Around 25% of adults in the U.S. report having been diagnosed with a mental health disorder diagnosis or experiencing emotional distress. Individuals with mental health issues are at significantly higher risk for other health problems and complications, including substance abuse.
As it stands, America has some of the worst mental health-related outcomes of higher-income countries, including the highest suicide rate and second-highest drug-related fatality rate. As the COVID-19 pandemic continues to increase the need for services and treatment, 75,000 individuals are expected to die from suicide and substance abuse before the economy recovers fully.
Currently, Medicaid is the largest payer of mental health and substance abuse treatment in the U.S. Through coverage expansions and other requirements, the Affordable Care Act (ACA) made significant changes in Americans’ ability to obtain and afford mental health treatment and services.
Pres. Donald Trump’s Approaches
The Trump administration endeavors to repeal the ACA and this action would undo the coverage and payment protections that expanded Medicaid. It would also remove extended mental health parity requirements to the individual, small group, and Medicaid managed care markets.
Finally, repealing the ACA would mean that mental health services coverage would no longer be considered an “essential health benefit” and could be limited or removed from private health plans. While repealing the ACA appears to prevent patient access to mental health services, Trump promises to “repeal and replace” and what provisions and required coverages the replacement would consist of are unknown.
The Trump administration’s 2021 budget recommends a 24% increase in behavioral health workforce development programs through HRSA (Health Resources and Services Administration) in response to the national shortage of mental health providers.
The Trump administration has also expressed an intention to address suicide among veterans. It created the PREVENTS (President’s Roadmap to Empower Veterans and End a National Tragedy of Suicide) Task Force to focus on suicide prevention for this group, which proposed a funding increase for the Department of Veterans Affairs in 2021.
In response to COVID-19, President Trump released an executive order setting pandemic-related mental health demands as a priority, intending to deter suicide, drug-related fatalities, and poor behavioral health outcomes.
In response to the opioid crisis, in 2017, President Trump declared a national public health emergency and designated several billion dollars in grants to states for drug abuse prevention, treatment, and rehabilitation services and to expand access to medication-assisted treatment for opioid addiction.
Former V.P. Joe Biden’s Approaches
Biden has pledged to protect and build upon the ACA to guarantee coverage expansion and access to mental health services. He has promised to increase efforts to enforce existing mental health equality laws and enhance funding.
To ensure access to professional mental health treatment, Biden has called for investing in training and hiring more clinicians, substance abuse counselors, and peer support advisors while also increasing training for health care professionals, social workers, and educators.
To recognize the unique mental health needs of various communities, Biden has proposed the following:
- Doubling the number of counselors, psychologists, and other mental health providers in schools
- Expanding and strengthening mental health programs for veterans both in and outside the VHA (Veterans Health Administration)

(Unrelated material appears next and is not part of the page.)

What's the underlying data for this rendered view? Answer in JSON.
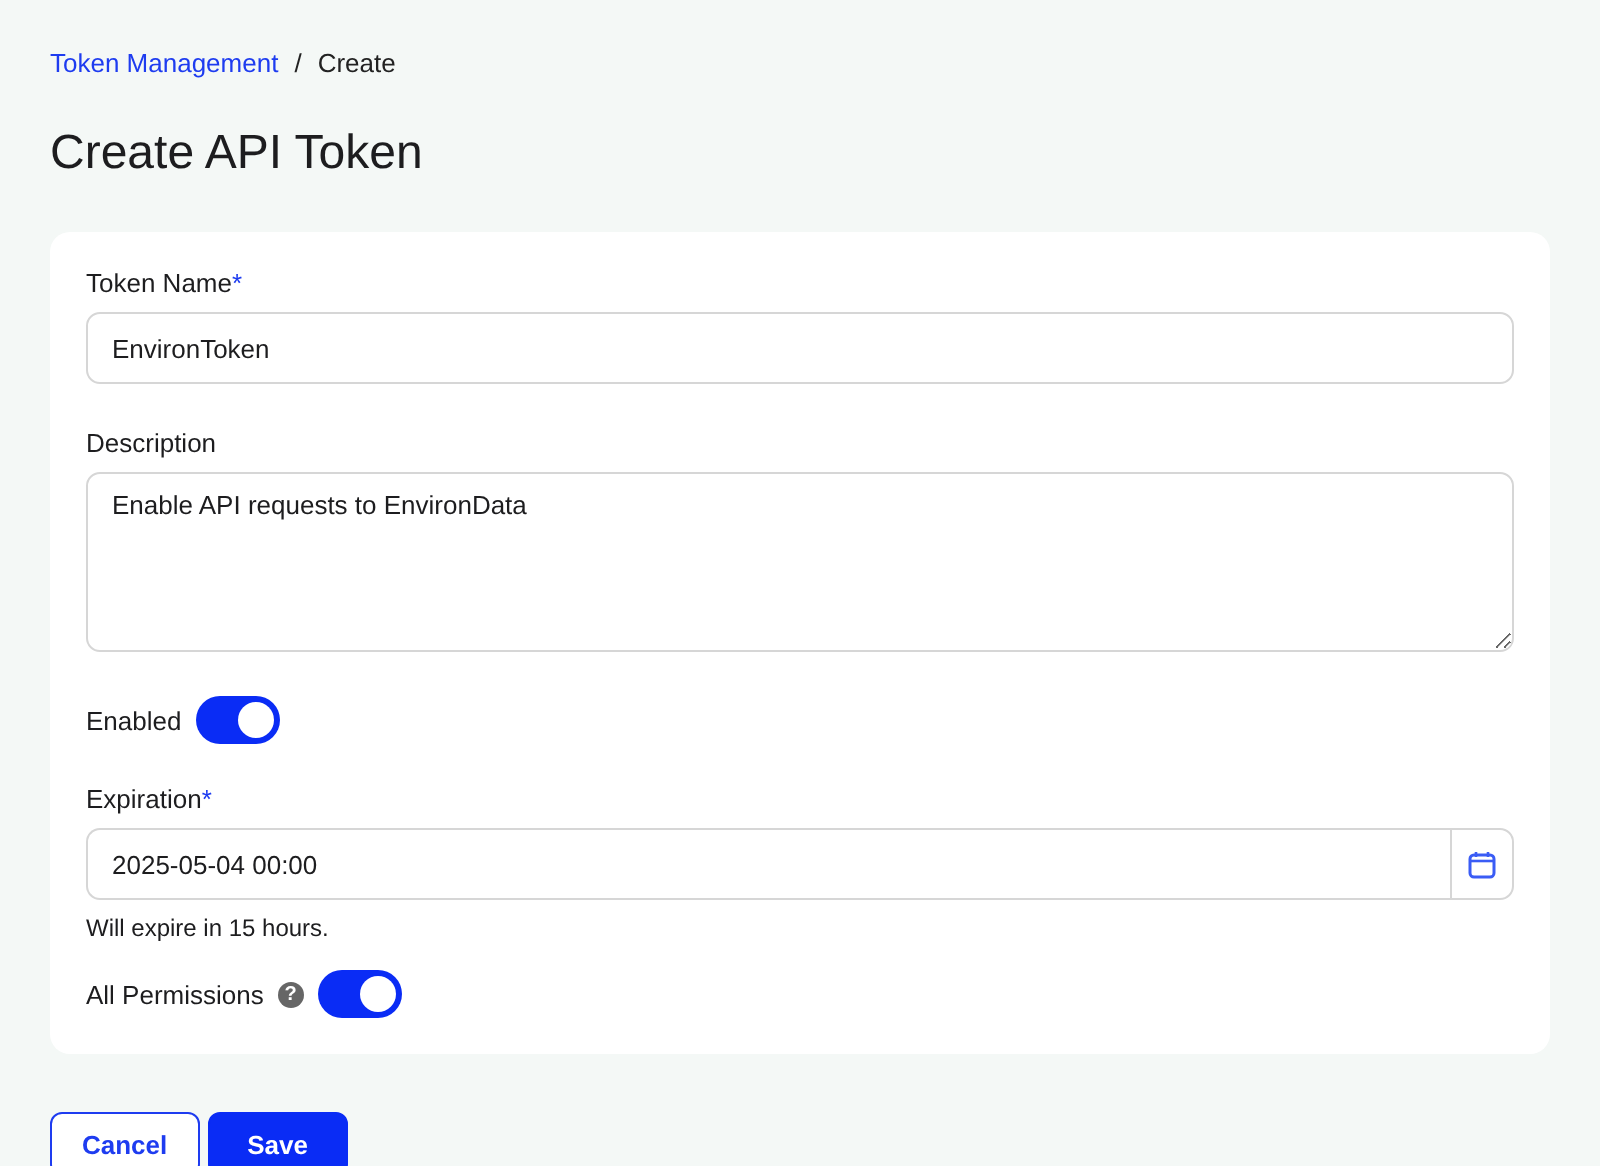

- Strengthening programs focused on reducing suicide among LGBTQ teens
- Increasing access to adequate care for mental health and substance use disorders both during and after incarceration
Biden has released a plan intended to address the opioid epidemic that would increase access to services, reduce unnecessary opioid prescriptions, and hold drug companies accountable for their contributions to the crisis. He also proposed to make medication-assisted treatment available to those who need it.
Biden has also voiced support for exploring incarceration alternatives for persons with mental health conditions. Possible solutions include increased use of drug courts, harm reduction approaches, and treatment diversion programs.
Implications of the Candidates’ Approaches
Consider the following question if you are trying to determine the potential implications of each candidate’s approach to these issues:
If I have a diagnosed mental health disorder and have recently lost my job, will I be able to find a plan that will cover my treatment needs?
A diagnosed mental health disorder is considered a preexisting condition. Under the ACA, marketplace plans cannot refuse a person’s coverage, charge them more, or require them to endure a waiting period due to their condition. Biden has promised to build on the law’s current coverage and protections, while, as noted, President Trump is seeking the ACA’s repeal and replacement.
If the Supreme Court rules against the ACA, protections for preexisting conditions would, by extension, be eliminated as well. Although President Trump has announced that he intends to ensure preexisting conditions stay covered, Congress would need to take legislative action to guarantee that these protections will continue in the ACA’s absence.
How would each candidate likely address the ongoing opioid crisis and ensure prevention and treatment services are available in particularly hard-hit communities?
As noted, in 2017, the Trump administration announced that its strategy to fight the epidemic would include improved addiction prevention, treatment, rehabilitation services, enhanced data, etc.. It earmarked nearly $2 billion in grants to states for these purposes.
Biden has promised to make addiction and drug abuse prevention, treatment, and recovery services available to everyone. To do this, he has proposed a $125 billion federal investment to do this, which, at least in part, would be targeted support for states and localities. Biden also advocates for improved integrated primary care and behavioral health and the pursuit of cost-effective, evidence-based prevention approaches.